Earlier this year, a number of analysts and insiders spooked the film industry by predicting that the 3-D bubble had burst -- at least domestically. Audiences had finally wised up to the fact they didn't need to pay huge upcharges to watch a movie that oftentimes wasn't a fit for the extra dimension in the first place. Now comes a new experience that looks to get people back into theaters. Can "4DX" succeed where 3-D failed?
Seoul-based 4-D company CJ 4DPlex has slowly begun bringing its "4DX" theaters to the U.S., and with it an enhanced way to watch a movie. In addition to taking place in a "RealD 3D" theater, each seat is able to tilt, shake, and vibrate to match what is happening onscreen. Every one of the 100-plus seats is also equipped with "4D" effects such as spraying audiences with water, pelting them with air and other immersive elements.

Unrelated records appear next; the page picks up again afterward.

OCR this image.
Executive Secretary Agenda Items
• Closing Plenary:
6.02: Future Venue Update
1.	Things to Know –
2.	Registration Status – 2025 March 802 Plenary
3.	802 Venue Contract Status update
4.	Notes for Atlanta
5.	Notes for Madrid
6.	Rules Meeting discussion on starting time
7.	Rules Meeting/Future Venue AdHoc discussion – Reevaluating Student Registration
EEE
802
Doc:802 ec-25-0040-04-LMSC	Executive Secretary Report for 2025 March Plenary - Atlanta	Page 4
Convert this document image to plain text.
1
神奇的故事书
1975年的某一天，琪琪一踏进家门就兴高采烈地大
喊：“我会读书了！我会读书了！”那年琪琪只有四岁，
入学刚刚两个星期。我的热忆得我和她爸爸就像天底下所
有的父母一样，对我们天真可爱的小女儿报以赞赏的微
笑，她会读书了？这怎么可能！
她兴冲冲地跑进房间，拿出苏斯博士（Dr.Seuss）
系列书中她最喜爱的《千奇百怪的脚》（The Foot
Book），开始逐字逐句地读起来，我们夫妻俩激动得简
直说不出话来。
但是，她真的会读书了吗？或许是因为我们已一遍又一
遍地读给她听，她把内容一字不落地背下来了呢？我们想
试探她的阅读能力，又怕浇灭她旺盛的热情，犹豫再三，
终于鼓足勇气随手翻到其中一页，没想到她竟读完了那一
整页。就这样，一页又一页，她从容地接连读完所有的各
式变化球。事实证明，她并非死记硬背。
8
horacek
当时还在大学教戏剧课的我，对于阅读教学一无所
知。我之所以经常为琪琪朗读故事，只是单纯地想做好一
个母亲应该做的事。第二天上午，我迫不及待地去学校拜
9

Essentially, it's marrying a theme-park ride with the regular theater experience. The format has its charms, but also has its costs. These cinemas carry a price tag of $26.80 per seat, which is a $8 upcharge, on average. For now, audiences are willing to pay for the technology, as it is still a novelty. In fact, all 15 performances at the inaugural theater in Los Angeles' famed L.A. Live complex sold out, and many future showings are expected to do the same.
Domestic vs. international
Overall, the company has 16,000 of these unique seats in 109 theaters across 26 countries including China, Korea, and Mexico. The Los Angeles theater is the first foray into American cities, and there are eyes on opening more, based on what executives hope are positive results.
This could be a risky business model, given the preferences of U.S. audiences.
International moviegoers are the ones who love 3-D, and those foreign receipts have often bailed out studios that have released underperforming films. Stateside, it's still a question for executives to wrestle with. Many feel that not going the 3-D route is leaving money on table, even if a large share of audiences balk at the finished product.
Many factors have to be considered, especially in the 4DX conversation. First, look at the price and imagine a family of four going to a theater. They could probably go every few months, but any more frequent and it would get very expensive, very fast. Parents are not likely going to be in a rush to spend that kind of money, and other typical moviegoers may be just as hesitant.
In addition to cost, U.S. audiences have soured on the format because of quality concerns. Some studios shoot films in 2-D and then pay to convert it. This saves money, but it also dulls the appearance and oftentimes doesn't truly add anything to the movie or the experience.
According to a report posted by Deadline.com back in the beginning of the year, 3-D showings of movies are expected to account for just 39% of the total box office in 2014 (for films released in 3-D). The data pulled together by Morgan Stanley's Benjamin Swinburne shows that number is a seven-year low, as it was previously estimated at 42% in 2013 and as high as 53% in 2012.
That could be a challenge the company may not be able to overcome, but in an interview with The Hollywood Reporter, CJ Chief Marketing Officer Brandon Choi defended its strategy by reminding people the model works for a wide variety of films. He told the reporter that "it doesn't have to been action-oriented; it's about immersion." For something like last year's Oscar-winning film Gravity, he's completely right, but Gravity is a outlier, as most 3-D films are popcorn flicks, not soul-searching dramas with eyes set on a date with Oscar.
As for CJ's business plan, the $8 premium is split between the company, the studio distributing the picture, and AEG, which owns the L.A. Live complex. On top of that, the installation costs, which are split with the client, come into play. Those could range from fairly low to as high as $2 million, based on the theater. It seems like a lot of work for not as much profit, at least on CJ's end, as it also has to create the specialized experiences to match up with the specific movie.
It's easy to see why studios are participating, as it is an added revenue that takes little additional effort. At this point, executives have proven they are up for almost anything. Recently, distributors like Sony (NYSE:SNE) and Warner Brothers, a subsidiary of Time Warner (NYSE:TWX.DL), even tested releasing 3-D versions of 2-D films like RoboCop and Transcendence exclusively for overseas markets to turn more of a profit.
On paper, adding a 4-D option to more successful movies like Paramount's Transformers: Age of Extinction and Noah can only help their financial bottom line and possibly help lure audiences away from their fancy home entertainment centers. But realistically, it could also be just a small fix to a bigger problem. We'll know which one it is soon enough.